If petitioner's claim involves an unusual mechanism of injury or is an occupational claim, it is extremely important to get as much detail as to what the petitioner's job duties were. In Magaw v. Middletown Board of Education, 323 N.J. Super. 1, (App. Div. 1999), a schoolteacher established, through competent medical evidence, a nexus between occupational disease of tonsil cancer and his place of employment because he shared a room with a smoker for many years. Claimant proved by suitable medical evidence that second-hand smoke contributed to his tonsil cancer.

As with all Workers' Compensation cases that are not resolved by way of settlement, it will be the verdict of the judge of compensation that will determine whether or not petitioner has established a compensable occupational claim. The direct examination of petitioner's medical expert should set forth the medical hypothesis for the entire case. It is important to remember that the scientific theory of causation, underlying the doctor's hypothesis, if founded on some methodology, does not have to be generally accepted to be found sufficiently reliable and can be based on medical studies. Lindquist v. City of Jersey City Fire Department, 175 N.J. 244 (2003). A scientific theory of causation that has not yet reached general acceptance may be found to be sufficiently reliable if it is based on a sound, adequately founded, scientific methodology involving data and information of the type reasonably relied on by experts in the scientific field. Rubanick v. Witco Chem. Corp., 125 N.J. 421, (1991).

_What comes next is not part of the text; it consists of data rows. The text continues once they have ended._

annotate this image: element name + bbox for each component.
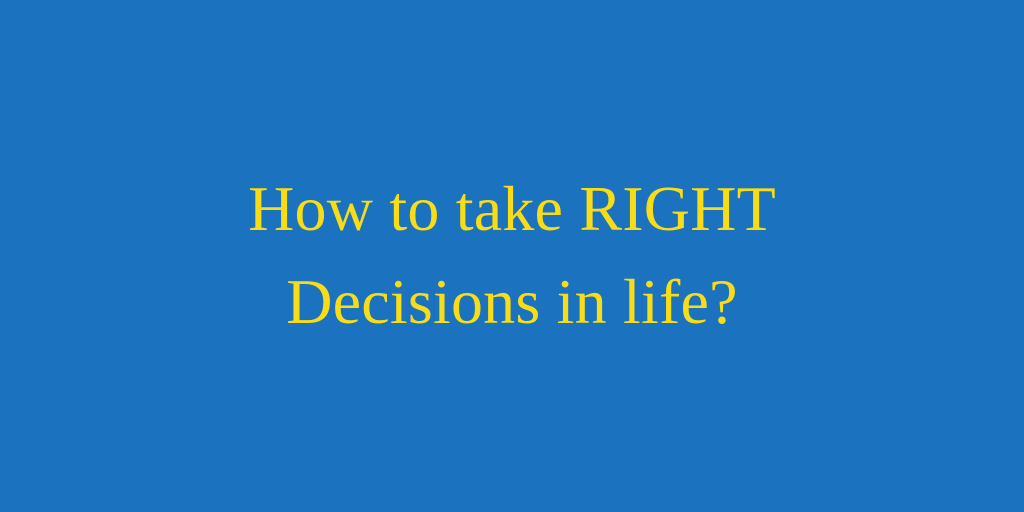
slide-canvas: How to take RIGHT Decisions in life? (0, 0, 1024, 512)
title-line-2: Decisions in life? (0, 255, 1024, 348)
page-title: How to take RIGHT Decisions in life? (0, 162, 1024, 348)
title-line-1: How to take RIGHT (0, 162, 1024, 255)
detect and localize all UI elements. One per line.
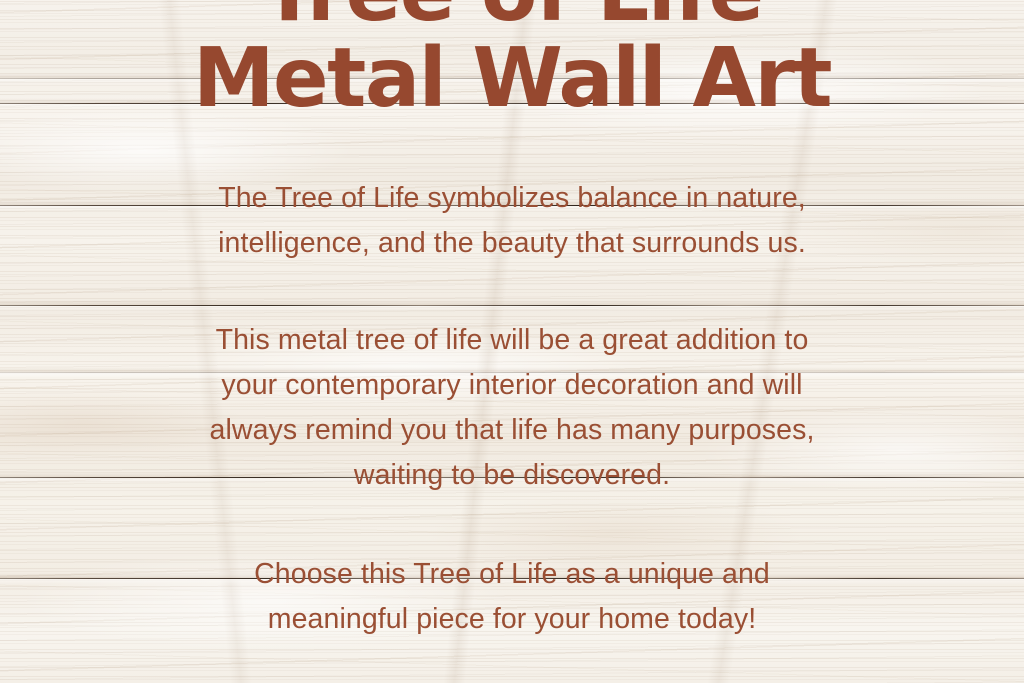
poster-canvas: Tree of Life Metal Wall Art The Tree of …: [0, 0, 1024, 683]
paragraph-decoration: This metal tree of life will be a great …: [0, 318, 1024, 498]
paragraph-decoration-line-1: This metal tree of life will be a great …: [0, 318, 1024, 363]
paragraph-decoration-line-2: your contemporary interior decoration an…: [0, 363, 1024, 408]
paragraph-decoration-line-4: waiting to be discovered.: [0, 453, 1024, 498]
page-title-line-1: Tree of Life: [0, 0, 1024, 33]
paragraph-decoration-line-3: always remind you that life has many pur…: [0, 408, 1024, 453]
paragraph-symbolism-line-1: The Tree of Life symbolizes balance in n…: [0, 176, 1024, 221]
paragraph-symbolism: The Tree of Life symbolizes balance in n…: [0, 176, 1024, 266]
paragraph-cta-line-1: Choose this Tree of Life as a unique and: [0, 552, 1024, 597]
page-title-line-2: Metal Wall Art: [0, 40, 1024, 119]
paragraph-symbolism-line-2: intelligence, and the beauty that surrou…: [0, 221, 1024, 266]
paragraph-cta-line-2: meaningful piece for your home today!: [0, 597, 1024, 642]
paragraph-call-to-action: Choose this Tree of Life as a unique and…: [0, 552, 1024, 642]
poster-content: Tree of Life Metal Wall Art The Tree of …: [0, 0, 1024, 683]
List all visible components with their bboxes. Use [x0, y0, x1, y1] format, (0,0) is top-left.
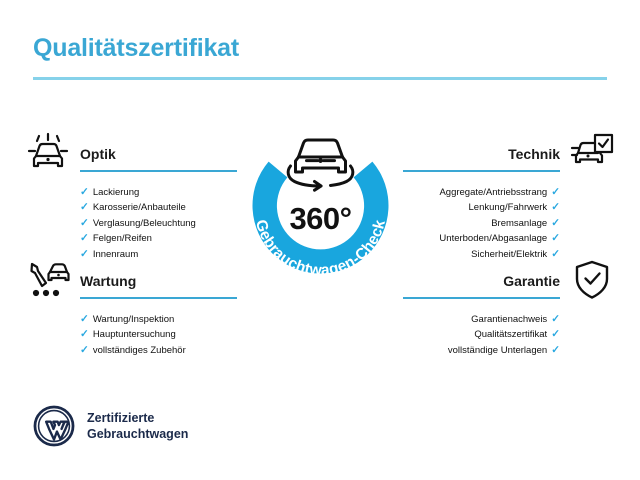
check-icon: ✓	[551, 216, 560, 231]
section-garantie-divider	[403, 297, 560, 299]
list-item: ✓Unterboden/Abgasanlage	[403, 231, 560, 246]
header-divider	[33, 77, 607, 80]
list-item: ✓Hauptuntersuchung	[80, 327, 237, 342]
section-optik-list: ✓Lackierung ✓Karosserie/Anbauteile ✓Verg…	[22, 185, 237, 262]
list-item: ✓Lenkung/Fahrwerk	[403, 200, 560, 215]
page-header: Qualitätszertifikat	[33, 33, 607, 80]
check-icon: ✓	[551, 185, 560, 200]
check-icon: ✓	[80, 231, 89, 246]
shield-check-icon	[568, 258, 616, 302]
check-icon: ✓	[80, 200, 89, 215]
section-optik-title: Optik	[80, 145, 116, 163]
section-garantie-header: Garantie	[403, 258, 618, 304]
list-item: ✓Qualitätszertifikat	[403, 327, 560, 342]
list-item-label: Qualitätszertifikat	[474, 327, 547, 342]
list-item: ✓Lackierung	[80, 185, 237, 200]
section-optik: Optik ✓Lackierung ✓Karosserie/Anbauteile…	[22, 131, 237, 262]
check-icon: ✓	[551, 200, 560, 215]
list-item: ✓Garantienachweis	[403, 312, 560, 327]
check-icon: ✓	[80, 327, 89, 342]
list-item: ✓Karosserie/Anbauteile	[80, 200, 237, 215]
check-icon: ✓	[551, 312, 560, 327]
list-item-label: Wartung/Inspektion	[93, 312, 175, 327]
qualitaetszertifikat-page: Qualitätszertifikat Optik	[0, 0, 640, 480]
footer-line-2: Gebrauchtwagen	[87, 426, 188, 442]
list-item-label: Verglasung/Beleuchtung	[93, 216, 196, 231]
list-item-label: vollständige Unterlagen	[448, 343, 547, 358]
footer-line-1: Zertifizierte	[87, 410, 188, 426]
section-wartung-divider	[80, 297, 237, 299]
check-icon: ✓	[80, 312, 89, 327]
list-item-label: Felgen/Reifen	[93, 231, 152, 246]
list-item-label: vollständiges Zubehör	[93, 343, 186, 358]
section-technik-divider	[403, 170, 560, 172]
section-optik-divider	[80, 170, 237, 172]
section-wartung-list: ✓Wartung/Inspektion ✓Hauptuntersuchung ✓…	[22, 312, 237, 358]
section-technik-header: Technik	[403, 131, 618, 177]
footer-text: Zertifizierte Gebrauchtwagen	[87, 410, 188, 442]
check-icon: ✓	[551, 343, 560, 358]
rotating-car-360-icon	[288, 140, 353, 190]
section-optik-header: Optik	[22, 131, 237, 177]
sparkling-car-front-icon	[24, 131, 72, 175]
section-technik: Technik ✓Aggregate/Antriebsstrang ✓Lenku…	[403, 131, 618, 262]
footer-brand: Zertifizierte Gebrauchtwagen	[33, 405, 188, 447]
check-icon: ✓	[80, 185, 89, 200]
list-item-label: Garantienachweis	[471, 312, 547, 327]
check-icon: ✓	[551, 327, 560, 342]
list-item: ✓Bremsanlage	[403, 216, 560, 231]
list-item-label: Aggregate/Antriebsstrang	[439, 185, 547, 200]
section-garantie-title: Garantie	[503, 272, 560, 290]
volkswagen-logo	[33, 405, 75, 447]
list-item-label: Karosserie/Anbauteile	[93, 200, 186, 215]
car-checkbox-icon	[568, 131, 616, 175]
list-item-label: Hauptuntersuchung	[93, 327, 176, 342]
section-technik-title: Technik	[508, 145, 560, 163]
check-icon: ✓	[80, 343, 89, 358]
list-item-label: Lackierung	[93, 185, 139, 200]
badge-360-gebrauchtwagen-check: Gebrauchtwagen-Check 360°	[233, 122, 408, 297]
section-garantie-list: ✓Garantienachweis ✓Qualitätszertifikat ✓…	[403, 312, 618, 358]
list-item: ✓Aggregate/Antriebsstrang	[403, 185, 560, 200]
list-item: ✓Verglasung/Beleuchtung	[80, 216, 237, 231]
list-item: ✓Wartung/Inspektion	[80, 312, 237, 327]
list-item-label: Bremsanlage	[491, 216, 547, 231]
section-wartung-header: Wartung	[22, 258, 237, 304]
wrench-screwdriver-car-icon	[24, 258, 72, 302]
check-icon: ✓	[80, 216, 89, 231]
section-wartung: Wartung ✓Wartung/Inspektion ✓Hauptunters…	[22, 258, 237, 358]
page-title: Qualitätszertifikat	[33, 33, 607, 63]
list-item: ✓vollständige Unterlagen	[403, 343, 560, 358]
section-wartung-title: Wartung	[80, 272, 136, 290]
list-item-label: Unterboden/Abgasanlage	[439, 231, 547, 246]
section-garantie: Garantie ✓Garantienachweis ✓Qualitätszer…	[403, 258, 618, 358]
list-item: ✓vollständiges Zubehör	[80, 343, 237, 358]
list-item-label: Lenkung/Fahrwerk	[469, 200, 548, 215]
section-technik-list: ✓Aggregate/Antriebsstrang ✓Lenkung/Fahrw…	[403, 185, 618, 262]
check-icon: ✓	[551, 231, 560, 246]
badge-degrees-label: 360°	[233, 202, 408, 236]
list-item: ✓Felgen/Reifen	[80, 231, 237, 246]
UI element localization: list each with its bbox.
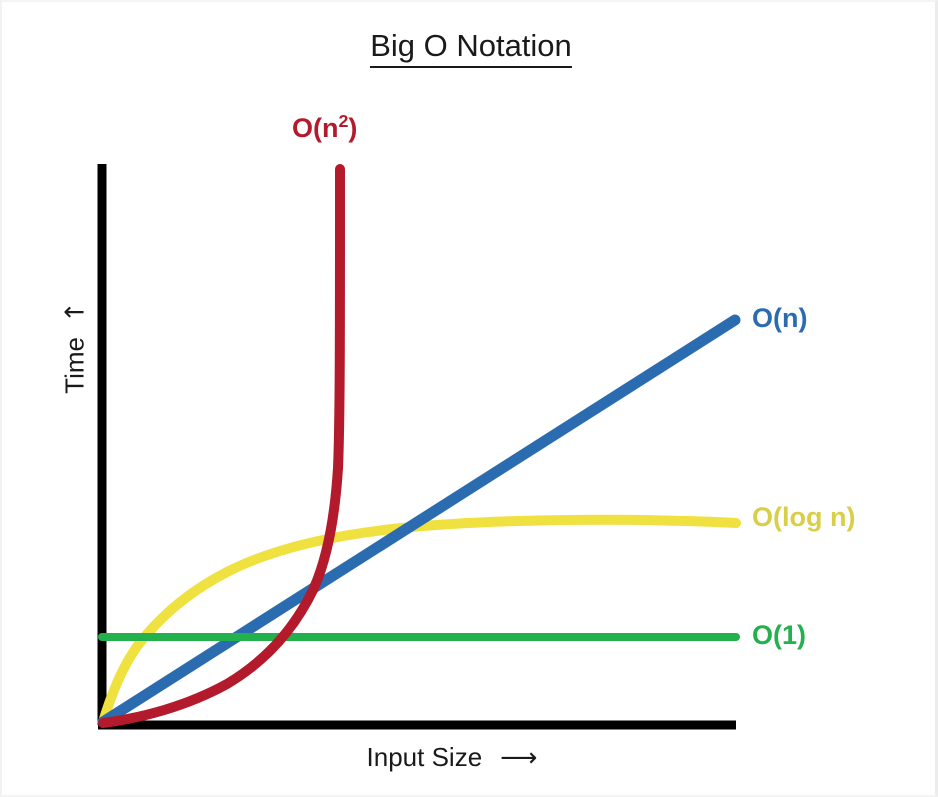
x-axis-arrow-icon: ⟶ [482, 743, 537, 773]
y-axis-label-text: Time [60, 337, 90, 394]
x-axis-label-text: Input Size [367, 742, 483, 772]
y-axis-label: Time↑ [60, 263, 91, 433]
series-label-quadratic-close: ) [348, 113, 357, 143]
y-axis-arrow-icon: ↑ [61, 301, 91, 337]
big-o-notation-figure: Big O Notation O(n2) O(n) O(log n) O(1) … [0, 0, 938, 797]
plot-area [2, 2, 938, 797]
curve-o-log-n [103, 520, 736, 722]
series-label-linear: O(n) [752, 305, 807, 332]
series-label-quadratic-exponent: 2 [339, 111, 349, 131]
series-label-constant: O(1) [752, 622, 806, 649]
x-axis-label: Input Size⟶ [242, 742, 662, 773]
series-label-quadratic: O(n2) [292, 115, 357, 142]
series-label-logarithmic: O(log n) [752, 504, 855, 531]
series-curves [102, 169, 736, 723]
series-label-quadratic-base: O(n [292, 113, 339, 143]
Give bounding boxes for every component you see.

With respect to occupational stress claims involving orthopedic injuries, the Courts have distinguished between a traumatic singular event and repeated exposures to orthopedic injury. A petitioner may suffer a traumatic injury and return to work only to have their condition become more symptomatic. The Courts have to determine whether responsibility for the overall condition rests with the traumatic claim or the occupational exposure. There are a series of cases which fix the liability for the overall orthopedic condition on the specific accident rather than an occupational exposure although each case is subject to their particular proofs. There have been certain statutory exceptions to the general proof requirements regarding occupational claims. N.J.S.A.34:15-43.2 provides that in the case of firemen it will be a rebuttable presumption that any disease of the respiratory system shall be compensable unless the employer provides satisfactory proof to the contrary, provided the disease becomes manifest within 90 days from the last exposure claimed to have caused the disease. A similar presumption with respect to firemen applies to cardiac injuries. N.J.S.A. 34:15-7.3.

3. Benefits Available for Stress Claims

The benefits available to an injured worker for any occupational stress claims are the same, regardless of whether they are physical or psychiatric in nature. The limiting factor is the extent of the permanent partial disability and/or the petitioner's wage and the statutory maximum and minimum rates in permanent partial disability and permanent total disability awards.